The Congress of South African Trade Unions demanded disciplinary action against police officers found to have been responsible for the beating and torture of detainees.
Article 5 of the Universal Declaration of Human Rights provides that no one shall be subjected to torture or to cruel, inhuman or degrading treatment or punishment in conformity with the declaration adopted by the General Assembly on December 9 1975.


Zimbabwe’s torture record became tainted a mere two years after Independence in the Matabeleland campaign during which an estimated 20 000 people were killed in operations launched ostensibly to flush out dissidents.


Six years ago, with the emergence of a robust opposition Movement for Democratic Change (MDC) incidents of torture heightened.


An analysis by the Zimbabwe Human Right NGO Forum published in June this year singles out the Home Affairs and Defence ministers as defendants in cases of torture which peaked in 2003.

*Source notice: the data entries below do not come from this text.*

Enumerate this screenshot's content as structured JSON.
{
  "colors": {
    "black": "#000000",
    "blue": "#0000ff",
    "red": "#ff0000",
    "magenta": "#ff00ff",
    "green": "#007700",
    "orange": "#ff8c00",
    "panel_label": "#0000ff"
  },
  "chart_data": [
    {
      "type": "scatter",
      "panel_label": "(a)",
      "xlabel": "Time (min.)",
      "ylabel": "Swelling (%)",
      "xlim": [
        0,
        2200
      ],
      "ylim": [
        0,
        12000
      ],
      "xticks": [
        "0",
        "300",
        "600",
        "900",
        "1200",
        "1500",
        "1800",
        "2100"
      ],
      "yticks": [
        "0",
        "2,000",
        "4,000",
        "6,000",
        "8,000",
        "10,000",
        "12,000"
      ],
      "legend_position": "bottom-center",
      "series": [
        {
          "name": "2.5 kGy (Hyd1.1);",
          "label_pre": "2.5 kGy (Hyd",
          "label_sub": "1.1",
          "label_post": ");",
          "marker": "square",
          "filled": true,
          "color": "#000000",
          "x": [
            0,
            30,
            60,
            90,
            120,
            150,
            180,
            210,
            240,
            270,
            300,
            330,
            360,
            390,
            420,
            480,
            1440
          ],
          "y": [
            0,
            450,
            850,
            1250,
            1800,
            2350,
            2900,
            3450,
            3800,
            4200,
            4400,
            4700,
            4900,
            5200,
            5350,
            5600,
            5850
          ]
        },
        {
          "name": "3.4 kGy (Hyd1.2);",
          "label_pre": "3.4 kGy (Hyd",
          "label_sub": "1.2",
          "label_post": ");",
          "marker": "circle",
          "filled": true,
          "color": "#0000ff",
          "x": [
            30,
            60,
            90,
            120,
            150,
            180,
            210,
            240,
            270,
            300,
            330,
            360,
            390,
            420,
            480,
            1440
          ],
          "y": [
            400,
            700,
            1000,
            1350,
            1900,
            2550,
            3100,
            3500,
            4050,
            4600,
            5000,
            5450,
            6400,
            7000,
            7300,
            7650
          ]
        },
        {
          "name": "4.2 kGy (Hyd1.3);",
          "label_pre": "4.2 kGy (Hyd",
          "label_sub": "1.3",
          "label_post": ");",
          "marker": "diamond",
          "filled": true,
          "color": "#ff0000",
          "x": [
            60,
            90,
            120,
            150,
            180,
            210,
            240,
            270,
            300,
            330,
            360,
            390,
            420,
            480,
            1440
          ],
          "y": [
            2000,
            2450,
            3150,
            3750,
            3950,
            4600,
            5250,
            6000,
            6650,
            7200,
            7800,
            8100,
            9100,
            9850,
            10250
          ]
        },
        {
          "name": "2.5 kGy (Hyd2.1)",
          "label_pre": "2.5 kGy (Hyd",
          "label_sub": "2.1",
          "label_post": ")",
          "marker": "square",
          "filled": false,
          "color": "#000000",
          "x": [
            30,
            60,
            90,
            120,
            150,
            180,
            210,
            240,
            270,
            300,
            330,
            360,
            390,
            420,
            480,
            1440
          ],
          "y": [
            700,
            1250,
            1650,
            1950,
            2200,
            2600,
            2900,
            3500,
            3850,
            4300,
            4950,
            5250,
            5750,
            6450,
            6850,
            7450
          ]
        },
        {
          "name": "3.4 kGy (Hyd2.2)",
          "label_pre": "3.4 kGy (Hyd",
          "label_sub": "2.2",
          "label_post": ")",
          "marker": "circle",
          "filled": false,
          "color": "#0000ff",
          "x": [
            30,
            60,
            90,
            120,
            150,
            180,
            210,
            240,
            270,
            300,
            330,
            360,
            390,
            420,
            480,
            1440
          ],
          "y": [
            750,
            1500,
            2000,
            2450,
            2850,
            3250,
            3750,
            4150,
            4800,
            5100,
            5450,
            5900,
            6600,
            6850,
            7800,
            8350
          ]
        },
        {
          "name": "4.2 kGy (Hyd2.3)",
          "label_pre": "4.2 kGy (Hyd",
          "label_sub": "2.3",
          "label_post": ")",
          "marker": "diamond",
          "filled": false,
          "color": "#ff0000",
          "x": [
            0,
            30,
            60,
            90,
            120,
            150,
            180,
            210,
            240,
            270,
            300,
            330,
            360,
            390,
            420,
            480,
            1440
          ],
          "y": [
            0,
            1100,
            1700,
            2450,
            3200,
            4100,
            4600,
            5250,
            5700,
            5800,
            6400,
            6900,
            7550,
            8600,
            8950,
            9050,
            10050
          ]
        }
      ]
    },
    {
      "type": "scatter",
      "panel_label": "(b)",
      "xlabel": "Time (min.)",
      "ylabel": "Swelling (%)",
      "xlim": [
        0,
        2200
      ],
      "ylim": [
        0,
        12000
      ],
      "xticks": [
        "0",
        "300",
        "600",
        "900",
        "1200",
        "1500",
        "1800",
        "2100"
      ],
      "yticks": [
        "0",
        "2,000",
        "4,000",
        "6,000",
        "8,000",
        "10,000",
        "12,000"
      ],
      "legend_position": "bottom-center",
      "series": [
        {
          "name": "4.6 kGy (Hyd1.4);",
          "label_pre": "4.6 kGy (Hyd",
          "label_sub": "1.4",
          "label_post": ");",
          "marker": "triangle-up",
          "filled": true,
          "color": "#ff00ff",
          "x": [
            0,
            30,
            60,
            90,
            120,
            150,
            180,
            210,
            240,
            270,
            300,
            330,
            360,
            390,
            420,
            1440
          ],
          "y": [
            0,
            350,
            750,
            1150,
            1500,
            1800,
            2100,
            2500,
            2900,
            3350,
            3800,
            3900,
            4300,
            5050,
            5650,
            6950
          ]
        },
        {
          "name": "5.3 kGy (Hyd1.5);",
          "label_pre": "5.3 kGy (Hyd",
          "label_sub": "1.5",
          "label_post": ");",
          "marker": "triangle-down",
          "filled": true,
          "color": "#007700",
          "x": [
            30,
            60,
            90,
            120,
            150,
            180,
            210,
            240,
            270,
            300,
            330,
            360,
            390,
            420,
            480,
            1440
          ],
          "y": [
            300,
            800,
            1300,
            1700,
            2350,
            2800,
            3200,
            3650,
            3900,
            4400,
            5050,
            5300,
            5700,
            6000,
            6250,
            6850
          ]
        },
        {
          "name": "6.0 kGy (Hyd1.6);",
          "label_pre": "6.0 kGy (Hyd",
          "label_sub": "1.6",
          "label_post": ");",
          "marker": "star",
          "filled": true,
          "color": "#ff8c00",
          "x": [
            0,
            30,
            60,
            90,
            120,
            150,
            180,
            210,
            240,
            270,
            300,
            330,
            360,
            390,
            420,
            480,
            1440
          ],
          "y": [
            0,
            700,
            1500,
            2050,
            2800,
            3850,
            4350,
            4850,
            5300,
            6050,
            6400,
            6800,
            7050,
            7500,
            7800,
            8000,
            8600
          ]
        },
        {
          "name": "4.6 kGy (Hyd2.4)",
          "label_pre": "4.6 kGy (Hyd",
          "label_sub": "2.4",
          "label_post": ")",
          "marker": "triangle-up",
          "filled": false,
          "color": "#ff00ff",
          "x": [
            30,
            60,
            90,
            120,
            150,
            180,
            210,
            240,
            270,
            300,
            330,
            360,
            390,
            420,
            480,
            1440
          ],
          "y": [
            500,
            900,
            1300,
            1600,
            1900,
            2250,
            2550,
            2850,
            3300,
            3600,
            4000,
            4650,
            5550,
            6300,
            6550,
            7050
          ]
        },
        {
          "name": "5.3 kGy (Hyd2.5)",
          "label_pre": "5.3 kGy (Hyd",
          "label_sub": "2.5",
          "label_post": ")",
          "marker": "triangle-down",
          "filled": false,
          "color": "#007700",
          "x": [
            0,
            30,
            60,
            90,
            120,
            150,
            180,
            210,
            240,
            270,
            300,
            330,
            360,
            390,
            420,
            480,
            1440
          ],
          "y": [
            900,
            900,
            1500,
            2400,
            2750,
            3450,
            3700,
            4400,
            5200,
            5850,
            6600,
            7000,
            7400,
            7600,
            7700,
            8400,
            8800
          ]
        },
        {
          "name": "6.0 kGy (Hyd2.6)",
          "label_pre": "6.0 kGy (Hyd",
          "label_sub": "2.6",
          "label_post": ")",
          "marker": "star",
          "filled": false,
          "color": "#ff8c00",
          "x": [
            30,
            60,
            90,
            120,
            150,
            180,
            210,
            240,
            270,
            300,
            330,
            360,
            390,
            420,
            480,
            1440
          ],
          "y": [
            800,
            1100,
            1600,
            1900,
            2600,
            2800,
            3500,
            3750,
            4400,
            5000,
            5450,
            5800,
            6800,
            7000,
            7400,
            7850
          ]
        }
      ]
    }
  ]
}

“The involvement of the army in torture is reflected in allegations by perpetrators but it was also the case that the uniformed branch of the ZRP and the CID were significantly associated with torture,” the NGO Forum says in its compilation of torture statistics.


Under the Convention member states have an obligation to ensure that education and information regarding the prohibition against torture are fully included in the training of law enforcement personnel.